It’s been a while since I last touched on this subject. However, the processes in motion have remained in motion. They won’t stop politely to allow us to catch our breath. To misquote Robert A. Heinlein, since they don’t take long lunch breaks, neither should we.
My dear friend and frequent commenter Pascal, in referring to yesterday’s emission, sent this:
That Mayah was immediately arrested for brandishing a weapon is the most important lesson to be driven into thick, sheepish human skulls of the subjects of that decadent realm. The most influential seats of UK law-makers are occupied by even more deadly death cultists than the Islamists they continue to import and protect. These rulers are so passively evil and cowardly they don't bother bloodying their own hands. Instead they simply continue to write laws that are not only quick to condemn those who defend themselves or the vulnerable, but consistently remove all obstacles to, and any fear of facing justice by, active psychopaths.
When the justice system is officially turned on its head in this manner, how much more proof is needed that the country's law makers are even more evil than the common criminal?
This is an indirect swipe at a phenomenon that was once commented on by someone whose name I’ve forgotten. The essence of it was as follows:
Yet violent criminals are seldom prosecuted,
While persons who defend themselves violently
Often face The State’s wrath.
Therefore, the criminal is an agent of The State.
In the United Kingdom, which seemingly grows less united with each passing day, this appears incontrovertible. It also applies to parts of these United States.
Give that some thought while I fetch more coffee.
This is a few weeks old. It’s on my mind today because of the “death cults” theme:
This is not a parody. Two bioethicists have argued in the prestigious professional journal Bioethics that we should breed ticks to cause more infections of a condition that causes an allergy to red meat. Seriously.
Why would anyone want ticks to become more dangerous? Meat-eating is wrong, and so anything (apparently) that causes fewer of us to eat meat is “beneficent“:
- Eating meat is morally wrong.
- If (1), then eating meat makes people morally worse and makes the world a worse place.

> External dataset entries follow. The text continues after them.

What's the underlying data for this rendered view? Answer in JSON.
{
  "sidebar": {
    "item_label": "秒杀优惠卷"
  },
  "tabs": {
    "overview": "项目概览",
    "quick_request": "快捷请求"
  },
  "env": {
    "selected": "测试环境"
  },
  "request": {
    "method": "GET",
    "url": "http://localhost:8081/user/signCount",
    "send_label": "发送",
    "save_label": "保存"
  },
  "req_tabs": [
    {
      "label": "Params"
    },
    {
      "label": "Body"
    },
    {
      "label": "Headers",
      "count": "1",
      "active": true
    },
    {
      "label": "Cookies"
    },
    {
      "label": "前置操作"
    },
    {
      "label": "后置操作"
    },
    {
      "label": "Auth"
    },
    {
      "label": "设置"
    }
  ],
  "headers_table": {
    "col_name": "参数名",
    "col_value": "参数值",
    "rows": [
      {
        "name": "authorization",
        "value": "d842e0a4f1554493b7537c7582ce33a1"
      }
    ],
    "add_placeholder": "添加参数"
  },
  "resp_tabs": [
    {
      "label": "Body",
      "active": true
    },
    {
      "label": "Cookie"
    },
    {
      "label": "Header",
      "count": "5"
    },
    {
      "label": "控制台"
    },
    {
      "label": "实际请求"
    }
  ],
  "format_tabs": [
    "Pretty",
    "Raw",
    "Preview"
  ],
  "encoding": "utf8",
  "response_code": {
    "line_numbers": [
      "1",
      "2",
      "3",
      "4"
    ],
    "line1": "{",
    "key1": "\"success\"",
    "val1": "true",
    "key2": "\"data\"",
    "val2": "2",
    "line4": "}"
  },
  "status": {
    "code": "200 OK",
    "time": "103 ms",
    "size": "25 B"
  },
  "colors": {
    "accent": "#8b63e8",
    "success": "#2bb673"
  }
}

- So, people would be morally better and the world would be a less bad place if people didn’t eat meat.
- If an act makes people morally better and makes the world a less bad place than it would otherwise be, then that act is morally obligatory. [Corollary of consequentialism]
- Promoting tickborne AGS [a tickborne syndrome that causes a meat allergy] makes people morally better and makes the world a less bad place.
- So, promoting tickborne AGS is morally obligatory.
“Bioethicists” -- ? How much would you be willing to bet that these... persons’ ethics stop short at ethical mandates such as “Thou shalt not kill,” eh? When “bioethicists” make statements such as “Life should end at seventy-five” (Ezekiel Emanuel) or “The elderly should not receive medical care” (Daniel Callahan), they forfeit any claim to being dispensers of “ethics.” They are death cultists, pure and simple.
I could go on about this, but as I’ve done so before, and at length, I’ll spare you. Allow me one quick mention of my collection of essays on this subject, and I’ll allow us both to pass on to happier thoughts and climes.